Sunday 12 October 2008

Red Cabbage - Storecupboard

Whilst you SHOULD make your own, I admit to cheating these days. Given the amount of Polish goods being sold in the supermarkets, its far easier to buy it by the jar, especially if you eat as much of it as we do.

  • Cheese and red cabbage toasties
  • As a quick splash of colour and texture to a plate of roast meat
  • As a topping for soups, particularly things like Borscht (the colours go perfectly together)
  • Mixed into crunchy salads/salsas
I also admit to eating it out of the jar late at night when i need a snack.

Friday 10 October 2008

Roasted Pork Belly with garlicky potatoes and red cabbage

Autumnal weather calls for autumnal food. Its been raining here for the last couple of days and the fog is hardly lifting. Seems as if the weather is practising for a haunting halloween.

Pork belly
2 heads of garlic
3 to 4 large potatoes
Red Cabbage
Salt
Olive Oil 

Preheat the oven to 160 °C (320 °F). Cover the pork in olive oil and rub with a good handful of salt. Place in a roasting dish with your potatoes and the garlic and pop into the oven.  Cook for an hour and a half, the pork skin down on the garlic.

Increase the heat to 180 °C (355 °F), turn the pork over and cook for a further 30 minutes or until the skin is golden and crunchy.

Peel the roasted garlic, chop into slivers and serve with the roasted potatoes. Serve with a large helping of red cabbage.

Sunday 5 October 2008

Beware beware there is beetroot everywhere (Drover's Inn)

Went out last night for dinner to a nice little spot near Kirriemuir that was recommended by friends (Drover's Inn) and guess what was on the menu... yep thats right beetroot cured smoked salmon with horseradish. It seems there is no escaping from the beet.
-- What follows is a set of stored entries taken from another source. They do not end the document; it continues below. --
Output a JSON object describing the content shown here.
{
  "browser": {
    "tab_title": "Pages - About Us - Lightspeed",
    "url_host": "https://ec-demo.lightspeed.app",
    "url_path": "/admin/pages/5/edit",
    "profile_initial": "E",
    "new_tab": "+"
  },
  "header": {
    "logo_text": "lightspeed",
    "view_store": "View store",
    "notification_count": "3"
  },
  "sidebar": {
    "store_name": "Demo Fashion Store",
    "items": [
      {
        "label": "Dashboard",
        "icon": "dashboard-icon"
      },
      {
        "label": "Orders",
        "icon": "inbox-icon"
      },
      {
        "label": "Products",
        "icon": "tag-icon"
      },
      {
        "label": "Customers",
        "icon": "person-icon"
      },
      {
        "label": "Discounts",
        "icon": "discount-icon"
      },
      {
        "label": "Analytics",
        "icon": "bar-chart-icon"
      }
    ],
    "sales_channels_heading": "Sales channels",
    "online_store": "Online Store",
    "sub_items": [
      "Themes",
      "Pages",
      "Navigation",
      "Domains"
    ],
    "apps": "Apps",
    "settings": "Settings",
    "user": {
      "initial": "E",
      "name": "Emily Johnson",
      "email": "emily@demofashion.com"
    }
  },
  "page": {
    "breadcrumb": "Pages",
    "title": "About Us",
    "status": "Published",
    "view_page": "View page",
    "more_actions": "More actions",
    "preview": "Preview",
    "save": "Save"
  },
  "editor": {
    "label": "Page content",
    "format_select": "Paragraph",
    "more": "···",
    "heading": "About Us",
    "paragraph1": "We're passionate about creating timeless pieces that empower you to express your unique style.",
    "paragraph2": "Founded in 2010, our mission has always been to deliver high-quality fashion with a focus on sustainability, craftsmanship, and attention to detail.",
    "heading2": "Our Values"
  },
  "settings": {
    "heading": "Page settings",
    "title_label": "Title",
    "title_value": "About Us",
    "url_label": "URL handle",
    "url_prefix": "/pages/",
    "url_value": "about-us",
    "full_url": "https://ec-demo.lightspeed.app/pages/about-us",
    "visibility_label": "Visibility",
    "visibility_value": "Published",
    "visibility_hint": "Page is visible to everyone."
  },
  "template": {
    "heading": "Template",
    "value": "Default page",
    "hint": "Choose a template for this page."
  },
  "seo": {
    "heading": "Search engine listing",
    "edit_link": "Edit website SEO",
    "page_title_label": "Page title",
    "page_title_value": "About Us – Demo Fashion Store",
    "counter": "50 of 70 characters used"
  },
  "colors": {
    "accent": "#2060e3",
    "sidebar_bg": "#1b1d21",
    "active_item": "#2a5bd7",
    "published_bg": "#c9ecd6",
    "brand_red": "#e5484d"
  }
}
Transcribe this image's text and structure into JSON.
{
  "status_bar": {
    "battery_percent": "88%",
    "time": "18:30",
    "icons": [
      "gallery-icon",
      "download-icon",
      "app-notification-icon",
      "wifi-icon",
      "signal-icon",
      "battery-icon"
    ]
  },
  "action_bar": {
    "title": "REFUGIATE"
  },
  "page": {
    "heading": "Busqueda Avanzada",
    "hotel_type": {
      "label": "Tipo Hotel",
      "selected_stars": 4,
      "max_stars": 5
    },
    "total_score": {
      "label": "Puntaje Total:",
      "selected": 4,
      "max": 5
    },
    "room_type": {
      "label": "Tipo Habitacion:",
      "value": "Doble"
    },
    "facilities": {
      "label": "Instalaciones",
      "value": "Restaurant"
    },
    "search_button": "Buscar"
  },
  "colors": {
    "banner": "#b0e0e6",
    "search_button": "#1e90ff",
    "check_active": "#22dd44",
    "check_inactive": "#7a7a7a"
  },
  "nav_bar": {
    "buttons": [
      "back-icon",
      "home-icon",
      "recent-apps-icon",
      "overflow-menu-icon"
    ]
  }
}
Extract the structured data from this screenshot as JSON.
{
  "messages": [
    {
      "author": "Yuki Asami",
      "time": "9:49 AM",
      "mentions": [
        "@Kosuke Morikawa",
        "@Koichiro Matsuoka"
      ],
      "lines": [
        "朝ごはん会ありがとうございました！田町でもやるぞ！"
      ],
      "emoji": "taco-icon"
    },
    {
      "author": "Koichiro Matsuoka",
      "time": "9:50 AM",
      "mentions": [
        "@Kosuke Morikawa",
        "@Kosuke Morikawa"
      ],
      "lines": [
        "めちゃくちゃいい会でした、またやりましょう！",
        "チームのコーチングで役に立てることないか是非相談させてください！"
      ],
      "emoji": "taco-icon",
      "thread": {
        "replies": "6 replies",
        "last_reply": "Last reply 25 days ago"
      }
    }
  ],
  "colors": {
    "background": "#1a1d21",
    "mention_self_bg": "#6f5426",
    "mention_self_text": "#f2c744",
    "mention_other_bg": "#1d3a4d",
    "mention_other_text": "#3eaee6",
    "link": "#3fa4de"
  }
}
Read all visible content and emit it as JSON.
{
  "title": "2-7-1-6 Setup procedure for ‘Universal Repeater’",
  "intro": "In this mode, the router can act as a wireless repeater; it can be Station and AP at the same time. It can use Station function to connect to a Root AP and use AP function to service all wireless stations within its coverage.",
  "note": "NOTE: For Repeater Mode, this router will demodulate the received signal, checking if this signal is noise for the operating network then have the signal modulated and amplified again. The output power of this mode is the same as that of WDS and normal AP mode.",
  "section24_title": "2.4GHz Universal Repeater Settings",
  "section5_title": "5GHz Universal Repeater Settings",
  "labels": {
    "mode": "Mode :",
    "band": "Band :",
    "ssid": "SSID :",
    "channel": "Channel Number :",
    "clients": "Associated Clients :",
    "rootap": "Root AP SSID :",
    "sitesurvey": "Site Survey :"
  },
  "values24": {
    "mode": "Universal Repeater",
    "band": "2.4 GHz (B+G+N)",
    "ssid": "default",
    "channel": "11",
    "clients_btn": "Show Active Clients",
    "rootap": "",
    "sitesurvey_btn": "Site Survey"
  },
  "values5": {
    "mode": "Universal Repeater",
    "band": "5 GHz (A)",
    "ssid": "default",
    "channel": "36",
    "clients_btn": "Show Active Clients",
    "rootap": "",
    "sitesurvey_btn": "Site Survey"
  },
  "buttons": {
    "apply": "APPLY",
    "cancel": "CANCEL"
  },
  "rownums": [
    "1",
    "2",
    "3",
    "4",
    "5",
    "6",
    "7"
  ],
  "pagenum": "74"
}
That said, dinner was delicious and we will definitely going back. Food aside, its a really pretty spot with a lovely walk through the orchard from the carpark to the Inn and a warm sunny day sitting in the garden to eat would be lovely (guess ill just have to wait for spring for that).

Thursday 2 October 2008

To Autumn


Season of mists and mellow fruitfulness,
Close bosom-friend of the maturing sun;
Conspiring with him how to load and bless
With fruit the vines that round the thatch-eves run;
To bend with apples the moss’d cottage-trees,
And fill all fruit with ripeness to the core;
To swell the gourd, and plump the hazel shells
With a sweet kernel; to set budding more,
And still more, later flowers for the bees,
Until they think warm days will never cease,
For Summer has o’er-brimm’d their clammy cells.
John Keats

October is here and its most definately misty, the haar is edging off the sea most nights leaving a chill in the air. My food thoughts are turning towards pumpkin pie and thick gravy covering huge slabs of beef with yorkshire pudding. Autumn and winter are my two most favourite seasons, perhaps because they house my two most favourite festivals, halloween and christmas. Nothing beats hurrying home in the cold, wrapped up warm and being greeted by delicious hot food. In fact the only depressing food related thought  on the horizon is the dreaded sprout. Still need to find a way of making them palatable before december the 25th.